Inventor of the aircraft "black box" dies at 85
CANBERRA (Reuters) - An Australian scientist who invented the flight data recorder famously known as the "black box" to help investigate aircraft accidents has died at the age of 85, defense officials said on Wednesday.
David Warren, whose own father was killed in a plane crash in 1934 in Australia, was a research scientist at the Aeronautical Research Laboratories in Melbourne.
He came up with the idea of a crash and fire-proof machine to record the crew's voices and instrument readings after helping to investigate the mysterious crash of the world's first jet airliner, the Comet, in 1953.
Warren designed and built the world's first flight data record prototype in 1956 which became known as the "black box" but it took five years before the value and practicality of his invention was realized.
It took another five years until authorities ruled that the flight-data recorders should be fitted to cockpits in Australian aircraft.
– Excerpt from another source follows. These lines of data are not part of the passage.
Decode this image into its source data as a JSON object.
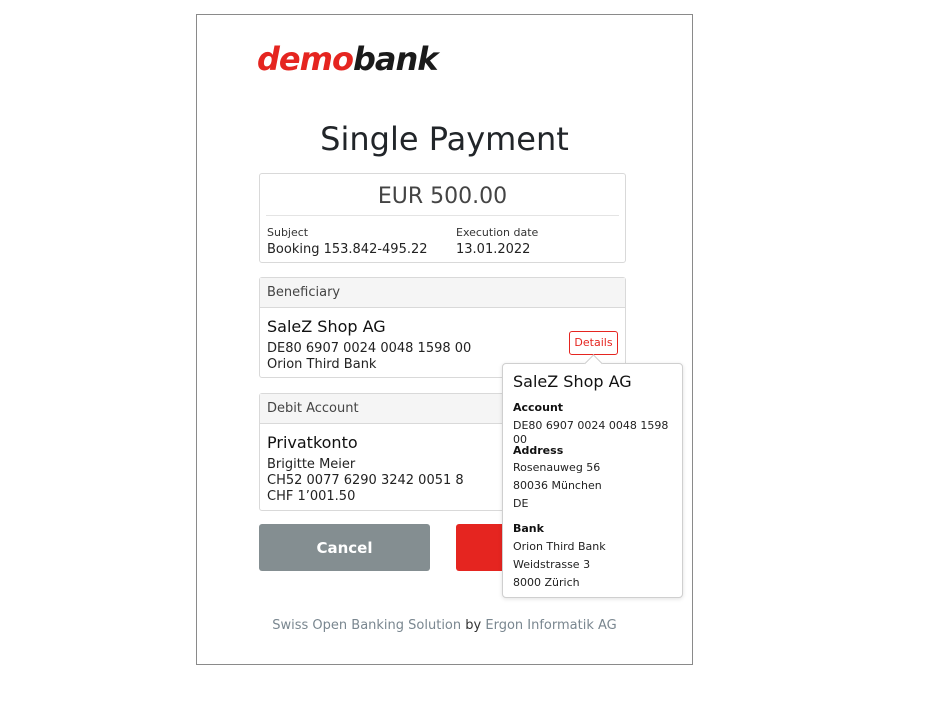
{
  "logo": {
    "demo": "demo",
    "bank": "bank"
  },
  "page_title": "Single Payment",
  "payment": {
    "amount": "EUR 500.00",
    "subject_label": "Subject",
    "subject_value": "Booking 153.842-495.22",
    "execution_label": "Execution date",
    "execution_value": "13.01.2022"
  },
  "beneficiary": {
    "header": "Beneficiary",
    "name": "SaleZ Shop AG",
    "iban": "DE80 6907 0024 0048 1598 00",
    "bank": "Orion Third Bank",
    "details_label": "Details"
  },
  "debit_account": {
    "header": "Debit Account",
    "name": "Privatkonto",
    "holder": "Brigitte Meier",
    "iban": "CH52 0077 6290 3242 0051 8",
    "balance": "CHF 1’001.50"
  },
  "actions": {
    "cancel_label": "Cancel",
    "confirm_label": ""
  },
  "footer": {
    "solution": "Swiss Open Banking Solution",
    "by": "by",
    "company": "Ergon Informatik AG"
  },
  "popover": {
    "title": "SaleZ Shop AG",
    "account_label": "Account",
    "account_value": "DE80 6907 0024 0048 1598 00",
    "address_label": "Address",
    "address_lines": [
      "Rosenauweg 56",
      "80036 München",
      "DE"
    ],
    "bank_label": "Bank",
    "bank_lines": [
      "Orion Third Bank",
      "Weidstrasse 3",
      "8000 Zürich"
    ]
  },
  "colors": {
    "brand_red": "#e52520",
    "cancel_gray": "#848e91"
  }
}
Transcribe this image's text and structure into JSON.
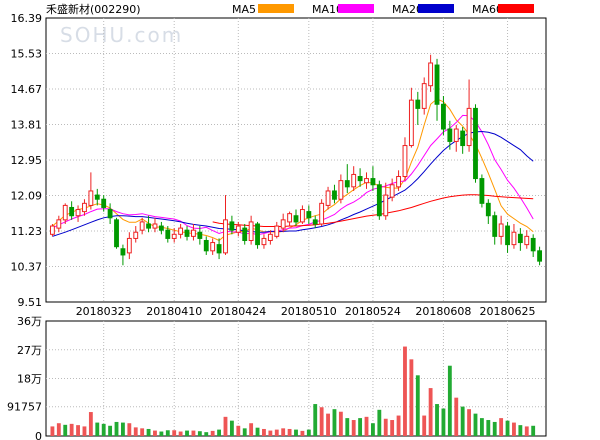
{
  "header": {
    "stock_title": "禾盛新材(002290)",
    "watermark": "SOHU.com"
  },
  "chart_data": [
    {
      "type": "candlestick",
      "title": "禾盛新材(002290)",
      "y_ticks": [
        "16.39",
        "15.53",
        "14.67",
        "13.81",
        "12.95",
        "12.09",
        "11.23",
        "10.37",
        "9.51"
      ],
      "ylim": [
        9.51,
        16.39
      ],
      "x_tick_labels": [
        {
          "label": "20180323",
          "index": 8
        },
        {
          "label": "20180410",
          "index": 19
        },
        {
          "label": "20180424",
          "index": 29
        },
        {
          "label": "20180510",
          "index": 40
        },
        {
          "label": "20180524",
          "index": 50
        },
        {
          "label": "20180608",
          "index": 61
        },
        {
          "label": "20180625",
          "index": 71
        }
      ],
      "grid": true,
      "legend": [
        {
          "name": "MA5",
          "color": "#ff9900"
        },
        {
          "name": "MA10",
          "color": "#ff00ff"
        },
        {
          "name": "MA20",
          "color": "#0000cc"
        },
        {
          "name": "MA60",
          "color": "#ff0000"
        }
      ],
      "up_color": "#ee2222",
      "down_color": "#009900",
      "candles": [
        [
          11.15,
          11.35,
          11.1,
          11.4
        ],
        [
          11.3,
          11.5,
          11.2,
          11.6
        ],
        [
          11.5,
          11.85,
          11.4,
          11.9
        ],
        [
          11.8,
          11.6,
          11.5,
          11.95
        ],
        [
          11.6,
          11.75,
          11.45,
          11.85
        ],
        [
          11.7,
          11.9,
          11.6,
          12.0
        ],
        [
          11.85,
          12.2,
          11.75,
          12.65
        ],
        [
          12.1,
          12.0,
          11.85,
          12.25
        ],
        [
          12.0,
          11.8,
          11.7,
          12.1
        ],
        [
          11.75,
          11.55,
          11.4,
          11.9
        ],
        [
          11.5,
          10.85,
          10.8,
          11.55
        ],
        [
          10.8,
          10.65,
          10.4,
          10.9
        ],
        [
          10.7,
          11.05,
          10.55,
          11.2
        ],
        [
          11.05,
          11.2,
          10.95,
          11.35
        ],
        [
          11.25,
          11.45,
          11.15,
          11.55
        ],
        [
          11.4,
          11.3,
          11.2,
          11.6
        ],
        [
          11.3,
          11.4,
          11.2,
          11.55
        ],
        [
          11.35,
          11.25,
          11.15,
          11.45
        ],
        [
          11.25,
          11.05,
          10.95,
          11.35
        ],
        [
          11.05,
          11.15,
          10.95,
          11.3
        ],
        [
          11.15,
          11.3,
          11.05,
          11.4
        ],
        [
          11.25,
          11.1,
          11.0,
          11.35
        ],
        [
          11.1,
          11.25,
          11.0,
          11.4
        ],
        [
          11.2,
          11.05,
          10.9,
          11.35
        ],
        [
          11.0,
          10.75,
          10.65,
          11.1
        ],
        [
          10.75,
          10.95,
          10.65,
          11.05
        ],
        [
          10.9,
          10.7,
          10.55,
          11.05
        ],
        [
          10.7,
          11.5,
          10.65,
          12.1
        ],
        [
          11.45,
          11.25,
          11.15,
          11.6
        ],
        [
          11.2,
          11.35,
          11.1,
          11.45
        ],
        [
          11.3,
          11.0,
          10.9,
          11.4
        ],
        [
          11.0,
          11.45,
          10.9,
          11.6
        ],
        [
          11.4,
          10.9,
          10.8,
          11.45
        ],
        [
          10.9,
          11.05,
          10.8,
          11.15
        ],
        [
          11.0,
          11.15,
          10.9,
          11.25
        ],
        [
          11.1,
          11.35,
          11.05,
          11.45
        ],
        [
          11.3,
          11.5,
          11.2,
          11.65
        ],
        [
          11.45,
          11.65,
          11.35,
          11.7
        ],
        [
          11.6,
          11.45,
          11.35,
          11.75
        ],
        [
          11.45,
          11.75,
          11.4,
          11.85
        ],
        [
          11.7,
          11.55,
          11.4,
          11.85
        ],
        [
          11.5,
          11.4,
          11.3,
          11.6
        ],
        [
          11.4,
          11.9,
          11.35,
          12.0
        ],
        [
          11.85,
          12.2,
          11.75,
          12.3
        ],
        [
          12.2,
          12.0,
          11.9,
          12.35
        ],
        [
          12.0,
          12.45,
          11.9,
          12.6
        ],
        [
          12.45,
          12.3,
          12.15,
          12.85
        ],
        [
          12.3,
          12.6,
          12.2,
          12.8
        ],
        [
          12.55,
          12.45,
          12.3,
          12.75
        ],
        [
          12.4,
          12.5,
          12.25,
          12.65
        ],
        [
          12.5,
          12.35,
          12.2,
          12.8
        ],
        [
          12.35,
          11.6,
          11.5,
          12.45
        ],
        [
          11.6,
          12.1,
          11.5,
          12.4
        ],
        [
          12.05,
          12.35,
          11.95,
          12.5
        ],
        [
          12.3,
          12.55,
          12.2,
          12.7
        ],
        [
          12.55,
          13.3,
          12.45,
          13.5
        ],
        [
          13.3,
          14.4,
          13.25,
          14.7
        ],
        [
          14.4,
          14.2,
          13.8,
          14.6
        ],
        [
          14.2,
          14.8,
          14.05,
          14.95
        ],
        [
          14.75,
          15.3,
          14.6,
          15.5
        ],
        [
          15.25,
          14.3,
          13.9,
          15.4
        ],
        [
          14.3,
          13.7,
          13.55,
          14.5
        ],
        [
          13.7,
          13.4,
          13.2,
          13.9
        ],
        [
          13.4,
          13.7,
          13.15,
          13.8
        ],
        [
          13.65,
          13.3,
          13.1,
          13.75
        ],
        [
          13.3,
          14.2,
          13.15,
          14.9
        ],
        [
          14.2,
          12.5,
          12.4,
          14.3
        ],
        [
          12.5,
          11.9,
          11.8,
          12.6
        ],
        [
          11.9,
          11.6,
          11.4,
          12.0
        ],
        [
          11.6,
          11.1,
          10.9,
          11.7
        ],
        [
          11.1,
          11.4,
          10.9,
          11.6
        ],
        [
          11.35,
          10.9,
          10.7,
          11.45
        ],
        [
          10.9,
          11.2,
          10.8,
          11.4
        ],
        [
          11.15,
          10.95,
          10.75,
          11.3
        ],
        [
          10.9,
          11.1,
          10.8,
          11.25
        ],
        [
          11.05,
          10.75,
          10.6,
          11.15
        ],
        [
          10.75,
          10.5,
          10.4,
          10.85
        ]
      ],
      "ma_lines": {
        "MA5": [
          11.35,
          11.48,
          11.61,
          11.68,
          11.75,
          11.78,
          11.84,
          11.89,
          11.86,
          11.79,
          11.65,
          11.51,
          11.44,
          11.44,
          11.52,
          11.42,
          11.33,
          11.32,
          11.29,
          11.25,
          11.21,
          11.19,
          11.17,
          11.15,
          11.12,
          11.07,
          11.0,
          11.13,
          11.17,
          11.21,
          11.22,
          11.3,
          11.26,
          11.21,
          11.21,
          11.2,
          11.22,
          11.31,
          11.38,
          11.49,
          11.55,
          11.6,
          11.64,
          11.77,
          11.87,
          12.01,
          12.12,
          12.23,
          12.33,
          12.41,
          12.39,
          12.32,
          12.29,
          12.27,
          12.27,
          12.49,
          12.9,
          13.26,
          13.8,
          14.3,
          14.43,
          14.36,
          14.18,
          13.92,
          13.77,
          13.57,
          13.33,
          12.99,
          12.63,
          12.24,
          11.84,
          11.64,
          11.53,
          11.42,
          11.34,
          11.21
        ],
        "MA10": [
          11.3,
          11.38,
          11.45,
          11.52,
          11.58,
          11.63,
          11.7,
          11.76,
          11.77,
          11.77,
          11.7,
          11.65,
          11.62,
          11.63,
          11.65,
          11.61,
          11.58,
          11.56,
          11.54,
          11.52,
          11.47,
          11.36,
          11.3,
          11.29,
          11.32,
          11.24,
          11.17,
          11.22,
          11.21,
          11.2,
          11.16,
          11.18,
          11.14,
          11.17,
          11.21,
          11.23,
          11.26,
          11.3,
          11.31,
          11.36,
          11.39,
          11.45,
          11.49,
          11.56,
          11.63,
          11.76,
          11.86,
          11.93,
          12.03,
          12.16,
          12.24,
          12.28,
          12.32,
          12.38,
          12.43,
          12.44,
          12.61,
          12.82,
          13.06,
          13.3,
          13.46,
          13.63,
          13.72,
          13.86,
          14.03,
          14.02,
          13.88,
          13.63,
          13.32,
          12.96,
          12.72,
          12.46,
          12.27,
          12.04,
          11.79,
          11.52
        ],
        "MA20": [
          11.1,
          11.15,
          11.2,
          11.26,
          11.32,
          11.38,
          11.44,
          11.5,
          11.55,
          11.58,
          11.6,
          11.6,
          11.59,
          11.58,
          11.58,
          11.56,
          11.54,
          11.52,
          11.5,
          11.48,
          11.45,
          11.42,
          11.39,
          11.37,
          11.35,
          11.32,
          11.29,
          11.28,
          11.27,
          11.26,
          11.23,
          11.22,
          11.2,
          11.2,
          11.22,
          11.22,
          11.22,
          11.23,
          11.23,
          11.26,
          11.28,
          11.31,
          11.34,
          11.38,
          11.43,
          11.5,
          11.56,
          11.63,
          11.69,
          11.76,
          11.83,
          11.9,
          11.98,
          12.06,
          12.14,
          12.22,
          12.35,
          12.5,
          12.67,
          12.85,
          13.02,
          13.18,
          13.31,
          13.42,
          13.52,
          13.6,
          13.63,
          13.64,
          13.62,
          13.58,
          13.5,
          13.4,
          13.3,
          13.2,
          13.05,
          12.92
        ],
        "MA60": [
          null,
          null,
          null,
          null,
          null,
          null,
          null,
          null,
          null,
          null,
          null,
          null,
          null,
          null,
          null,
          null,
          null,
          null,
          null,
          null,
          null,
          null,
          null,
          null,
          null,
          11.45,
          11.42,
          11.4,
          11.39,
          11.38,
          11.37,
          11.36,
          11.35,
          11.34,
          11.34,
          11.34,
          11.34,
          11.35,
          11.35,
          11.36,
          11.37,
          11.38,
          11.4,
          11.42,
          11.44,
          11.47,
          11.5,
          11.53,
          11.56,
          11.59,
          11.61,
          11.63,
          11.66,
          11.69,
          11.72,
          11.76,
          11.8,
          11.85,
          11.9,
          11.95,
          11.99,
          12.03,
          12.06,
          12.08,
          12.1,
          12.11,
          12.11,
          12.1,
          12.09,
          12.07,
          12.06,
          12.05,
          12.04,
          12.03,
          12.02,
          12.01
        ]
      }
    },
    {
      "type": "bar",
      "title": "",
      "y_ticks": [
        "36万",
        "27万",
        "18万",
        "91757",
        "0"
      ],
      "ylim": [
        0,
        360000
      ],
      "values": [
        30000,
        40000,
        35000,
        38000,
        34000,
        30000,
        75000,
        42000,
        38000,
        32000,
        44000,
        42000,
        40000,
        27000,
        24000,
        22000,
        17000,
        14000,
        18000,
        18000,
        14000,
        17000,
        17000,
        15000,
        12000,
        16000,
        20000,
        60000,
        48000,
        32000,
        24000,
        40000,
        26000,
        22000,
        17000,
        20000,
        24000,
        22000,
        20000,
        16000,
        20000,
        100000,
        90000,
        70000,
        84000,
        76000,
        56000,
        50000,
        56000,
        60000,
        40000,
        82000,
        54000,
        50000,
        64000,
        280000,
        240000,
        190000,
        64000,
        150000,
        100000,
        86000,
        220000,
        120000,
        92000,
        84000,
        70000,
        56000,
        50000,
        44000,
        56000,
        48000,
        42000,
        34000,
        30000,
        32000
      ],
      "colors": [
        "up",
        "up",
        "down",
        "up",
        "up",
        "up",
        "up",
        "down",
        "down",
        "down",
        "down",
        "down",
        "up",
        "up",
        "up",
        "down",
        "up",
        "down",
        "down",
        "up",
        "up",
        "down",
        "up",
        "down",
        "down",
        "up",
        "down",
        "up",
        "down",
        "up",
        "down",
        "up",
        "down",
        "up",
        "up",
        "up",
        "up",
        "up",
        "down",
        "up",
        "down",
        "down",
        "up",
        "up",
        "down",
        "up",
        "down",
        "up",
        "down",
        "up",
        "down",
        "down",
        "up",
        "up",
        "up",
        "up",
        "up",
        "down",
        "up",
        "up",
        "down",
        "down",
        "down",
        "up",
        "down",
        "up",
        "down",
        "down",
        "down",
        "down",
        "up",
        "down",
        "up",
        "down",
        "up",
        "down"
      ],
      "up_color": "#ee5555",
      "down_color": "#22aa33"
    }
  ]
}
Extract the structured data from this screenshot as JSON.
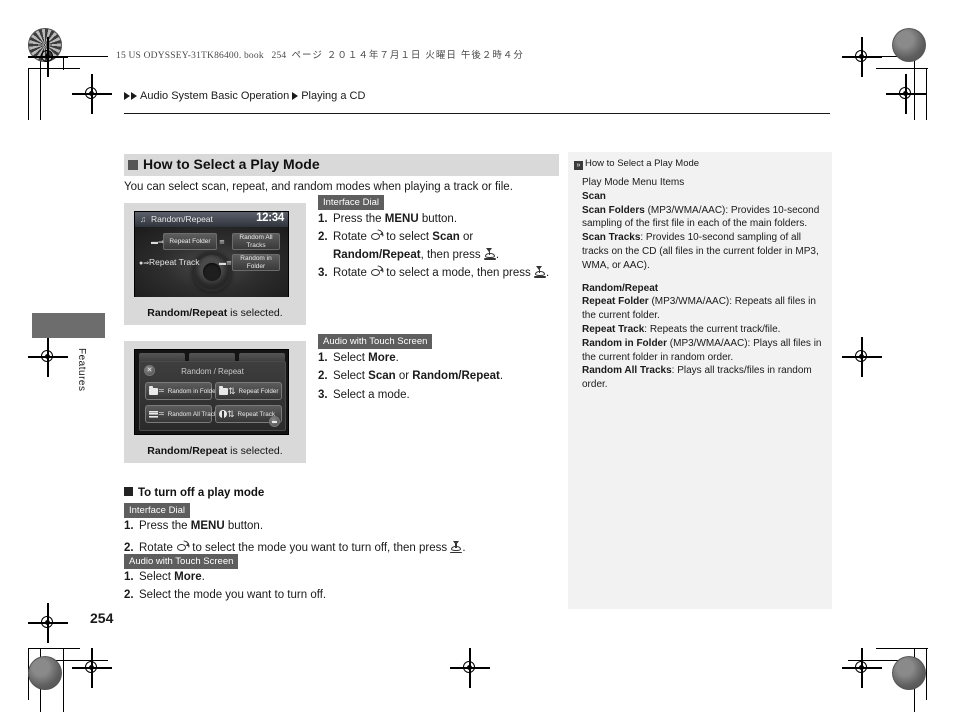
{
  "print_header": {
    "book_line_latin": "15 US ODYSSEY-31TK86400. book",
    "book_line_page": "254",
    "book_line_jp": "ページ   ２０１４年７月１日   火曜日   午後２時４分"
  },
  "breadcrumb": {
    "level1": "Audio System Basic Operation",
    "level2": "Playing a CD"
  },
  "side_tab": {
    "label": "Features"
  },
  "page_number": "254",
  "main": {
    "heading": "How to Select a Play Mode",
    "intro": "You can select scan, repeat, and random modes when playing a track or file.",
    "figure1": {
      "caption_bold": "Random/Repeat",
      "caption_rest": " is selected.",
      "title": "Random/Repeat",
      "clock": "12:34",
      "buttons": {
        "repeat_folder": "Repeat Folder",
        "random_all_tracks": "Random All Tracks",
        "repeat_track": "Repeat Track",
        "random_in_folder": "Random in Folder"
      }
    },
    "figure2": {
      "caption_bold": "Random/Repeat",
      "caption_rest": " is selected.",
      "title": "Random / Repeat",
      "buttons": {
        "random_in_folder": "Random in Folder",
        "repeat_folder": "Repeat  Folder",
        "random_all_tracks": "Random All Tracks",
        "repeat_track": "Repeat  Track"
      }
    },
    "tag_interface_dial": "Interface Dial",
    "tag_touch_screen": "Audio with Touch Screen",
    "steps_dial": [
      {
        "n": "1.",
        "pre": "Press the ",
        "b1": "MENU",
        "post": " button."
      },
      {
        "n": "2.",
        "pre": "Rotate ",
        "mid": " to select ",
        "b1": "Scan",
        "mid2": " or ",
        "b2": "Random/",
        "b3": "Repeat",
        "post": ", then press ",
        "end": "."
      },
      {
        "n": "3.",
        "pre": "Rotate ",
        "mid": " to select a mode, then press ",
        "end": "."
      }
    ],
    "steps_touch": [
      {
        "n": "1.",
        "pre": "Select ",
        "b1": "More",
        "post": "."
      },
      {
        "n": "2.",
        "pre": "Select ",
        "b1": "Scan",
        "mid": " or ",
        "b2": "Random/Repeat",
        "post": "."
      },
      {
        "n": "3.",
        "pre": "Select a mode."
      }
    ],
    "subheading": "To turn off a play mode",
    "off_tag_dial": "Interface Dial",
    "off_tag_touch": "Audio with Touch Screen",
    "off_steps_dial": [
      {
        "n": "1.",
        "pre": "Press the ",
        "b1": "MENU",
        "post": " button."
      },
      {
        "n": "2.",
        "pre": "Rotate ",
        "mid": " to select the mode you want to turn off, then press ",
        "end": "."
      }
    ],
    "off_steps_touch": [
      {
        "n": "1.",
        "pre": "Select ",
        "b1": "More",
        "post": "."
      },
      {
        "n": "2.",
        "pre": "Select the mode you want to turn off."
      }
    ]
  },
  "reference": {
    "title": "How to Select a Play Mode",
    "subtitle": "Play Mode Menu Items",
    "group1_heading": "Scan",
    "g1_i1_term": "Scan Folders",
    "g1_i1_text": " (MP3/WMA/AAC): Provides 10-second sampling of the first file in each of the main folders.",
    "g1_i2_term": "Scan Tracks",
    "g1_i2_text": ": Provides 10-second sampling of all tracks on the CD (all files in the current folder in MP3, WMA, or AAC).",
    "group2_heading": "Random/Repeat",
    "g2_i1_term": "Repeat Folder",
    "g2_i1_text": " (MP3/WMA/AAC): Repeats all files in the current folder.",
    "g2_i2_term": "Repeat Track",
    "g2_i2_text": ": Repeats the current track/file.",
    "g2_i3_term": "Random in Folder",
    "g2_i3_text": " (MP3/WMA/AAC): Plays all files in the current folder in random order.",
    "g2_i4_term": "Random All Tracks",
    "g2_i4_text": ": Plays all tracks/files in random order."
  },
  "colors": {
    "heading_band": "#d9d9d9",
    "tag_bg": "#5e5e5e",
    "panel_bg": "#f2f2f2",
    "side_tab": "#6d6d6d"
  }
}
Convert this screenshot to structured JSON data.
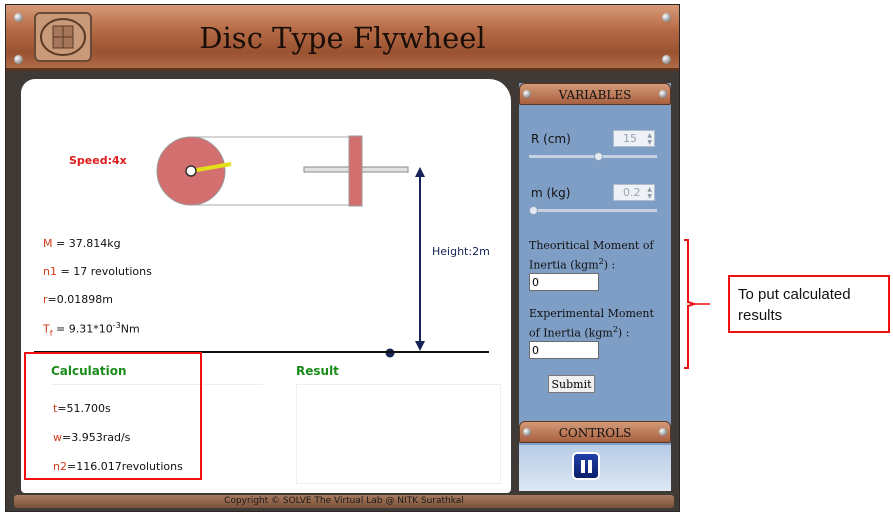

"The modern-day equivalent of Dr Warren's device, installed in passenger airlines around the world, is a testament to his pioneering work," said a statement from the Australian Department of Defense.
"It is now also used in other forms of road transport to capture information in the lead-up to accidents. Dr Warren's flight data recorder has made an invaluable contribution to safety in world aviation."
Warren was appointed an Officer in the General Division of the Order of Australia in 2002 for service to the aviation industry and in 2008 Australia's national carrier, Qantas, named an Airbus A380 aircraft in his honor.
Warren, who died on Monday, is survived by his wife Ruth, four children and seven grandchildren.